The paper today has no news,” the old fellow sitting next to me pronounced gloomily. This was a few years ago in a tea shop deep in the village. I had asked to read the newspaper sticking out of the pocket of his frayed jacket.
Of course the paper had plenty of news. What the grizzled man meant was that the paper had no political news. Tragically, his idea that news is politics is representative of the views of millions of others, and is the result of media practice in Kenya since independence.
This media tradition is illustrated by the following incident. Three years ago during a live press conference in Nairobi, rival MPs and senators came to blows on a matter of great national importance: Who had bought tea for whom! Yes, you read that right.
That MPs in a country in which thousands of children die of preventable diseases every year and where millions of people are permanently under threat of famine can come to blows over such a nonsensical matter speaks to the decay of our political culture.
Even more tragic than the fighting, and what it says about our politics, was its lavish coverage in the media. The fight and the reportage demonstrated the unwitting relationship between the political class and the media, that has helped define and shape the country’s politics and culture.
In Kenya, political rabble-rousers become media darlings.
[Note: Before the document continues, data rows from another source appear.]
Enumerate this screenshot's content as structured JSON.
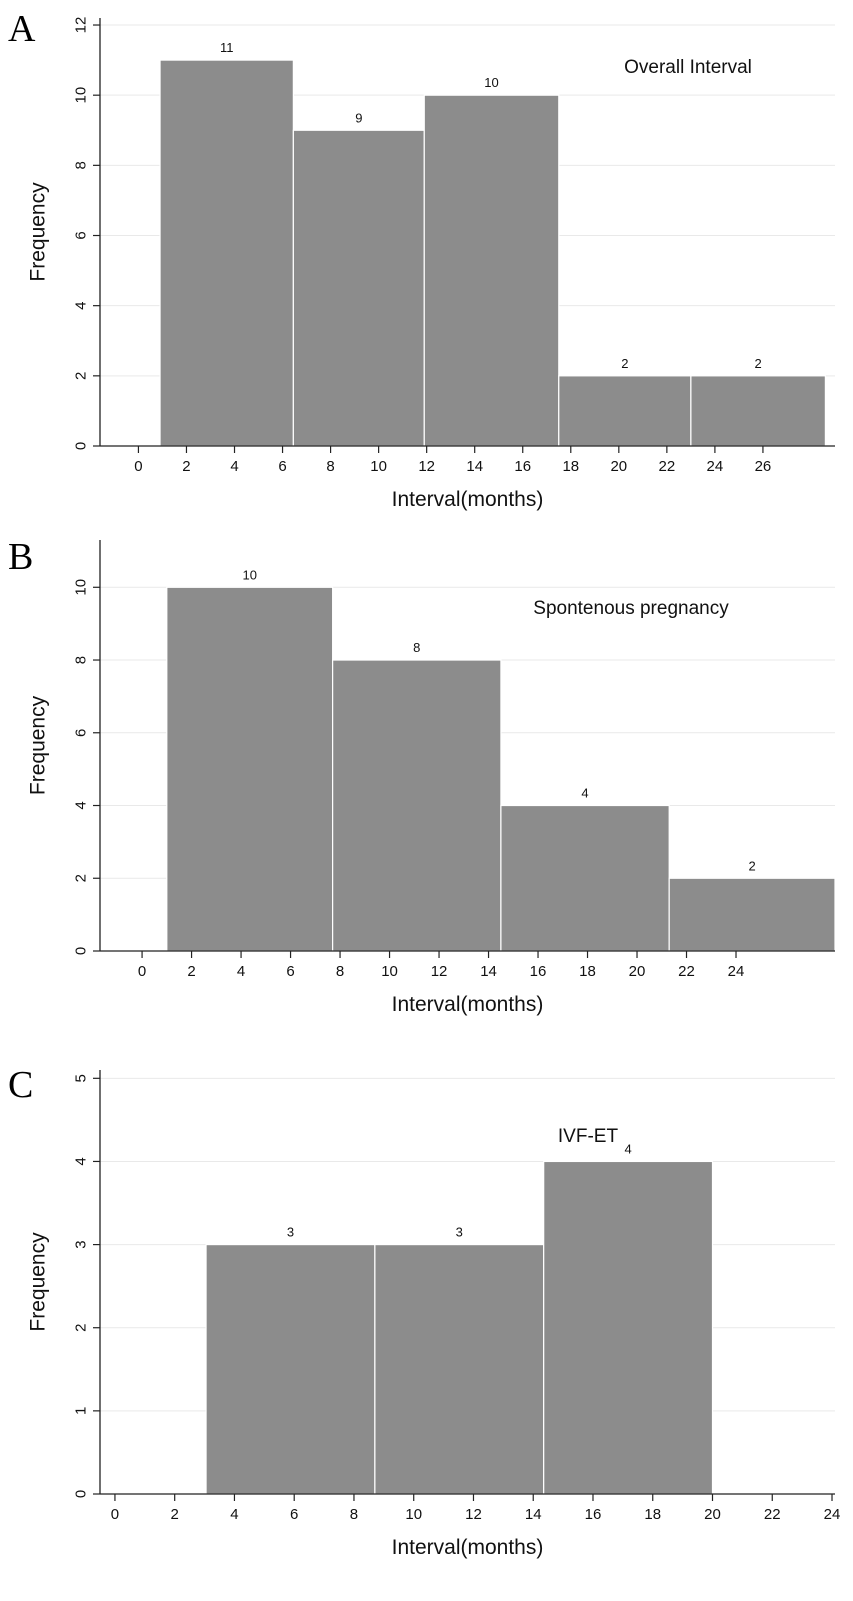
{
  "chart_data": [
    {
      "panel_label": "A",
      "type": "bar",
      "title": "Overall Interval",
      "xlabel": "Interval(months)",
      "ylabel": "Frequency",
      "x_ticks": [
        0,
        2,
        4,
        6,
        8,
        10,
        12,
        14,
        16,
        18,
        20,
        22,
        24,
        26
      ],
      "y_ticks": [
        0,
        2,
        4,
        6,
        8,
        10,
        12
      ],
      "xlim": [
        -1.6,
        29.0
      ],
      "ylim": [
        0,
        12.2
      ],
      "bins": [
        {
          "start": 0.9,
          "end": 6.45,
          "value": 11
        },
        {
          "start": 6.45,
          "end": 11.9,
          "value": 9
        },
        {
          "start": 11.9,
          "end": 17.5,
          "value": 10
        },
        {
          "start": 17.5,
          "end": 23.0,
          "value": 2
        },
        {
          "start": 23.0,
          "end": 28.6,
          "value": 2
        }
      ],
      "grid": true,
      "color": "#8c8c8c"
    },
    {
      "panel_label": "B",
      "type": "bar",
      "title": "Spontenous pregnancy",
      "xlabel": "Interval(months)",
      "ylabel": "Frequency",
      "x_ticks": [
        0,
        2,
        4,
        6,
        8,
        10,
        12,
        14,
        16,
        18,
        20,
        22,
        24
      ],
      "y_ticks": [
        0,
        2,
        4,
        6,
        8,
        10
      ],
      "xlim": [
        -1.7,
        28.0
      ],
      "ylim": [
        0,
        11.3
      ],
      "bins": [
        {
          "start": 1.0,
          "end": 7.7,
          "value": 10
        },
        {
          "start": 7.7,
          "end": 14.5,
          "value": 8
        },
        {
          "start": 14.5,
          "end": 21.3,
          "value": 4
        },
        {
          "start": 21.3,
          "end": 28.0,
          "value": 2
        }
      ],
      "grid": true,
      "color": "#8c8c8c"
    },
    {
      "panel_label": "C",
      "type": "bar",
      "title": "IVF-ET",
      "xlabel": "Interval(months)",
      "ylabel": "Frequency",
      "x_ticks": [
        0,
        2,
        4,
        6,
        8,
        10,
        12,
        14,
        16,
        18,
        20,
        22,
        24
      ],
      "y_ticks": [
        0,
        1,
        2,
        3,
        4,
        5
      ],
      "xlim": [
        -0.5,
        24.1
      ],
      "ylim": [
        0,
        5.1
      ],
      "bins": [
        {
          "start": 3.05,
          "end": 8.7,
          "value": 3
        },
        {
          "start": 8.7,
          "end": 14.35,
          "value": 3
        },
        {
          "start": 14.35,
          "end": 20.0,
          "value": 4
        }
      ],
      "grid": true,
      "color": "#8c8c8c"
    }
  ]
}
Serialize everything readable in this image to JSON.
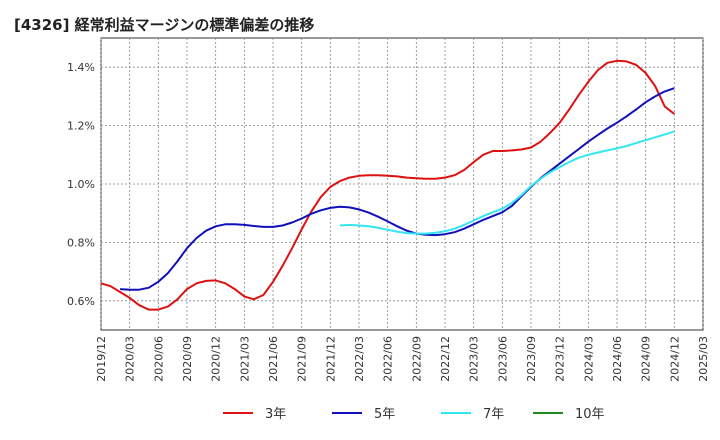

During last year’s by-election in Kibra, a former senator was captured by media throwing stones at supporters of a rival candidate. On the following Monday, he was on a morning TV show, not to be grilled about such thuggery, but to comment and debate national issues.
In most TV discussions, panellists explain the political status quo, not offer alternatives. With a few notable exceptions, moderators of such sessions offer no pushback; their function, it seems, is to give equitable time to the panellists to advance tribal agenda.
The Covid-19 crisis is re-orientating coverage from the jockeying for power and resources to coverage of what really matters. Now we are learning of young people creating applications to help us observe social distancing.
Now, headlines feature doctors and nurses. Panellists on TV are psychologists and educators, not tribal spin doctors.
The new media darlings are philanthropists, and landlords who have chosen to forgo rent money in order to cushion their tenants. We are learning about use of technology in education.
The news now is about how ordinary people are coping or not. Through this new focus, the media is quietly re-shaping our value system, reminding us of behaviour and mentality on which we should build our society
The argument here is not that politicians should not be covered. Rather, that media should give equal coverage to different views and different actors because, in so doing, the media will be helping society to have a different vision of itself and see its potential.
Tee Ngugi is a Nairobi-based political commentator.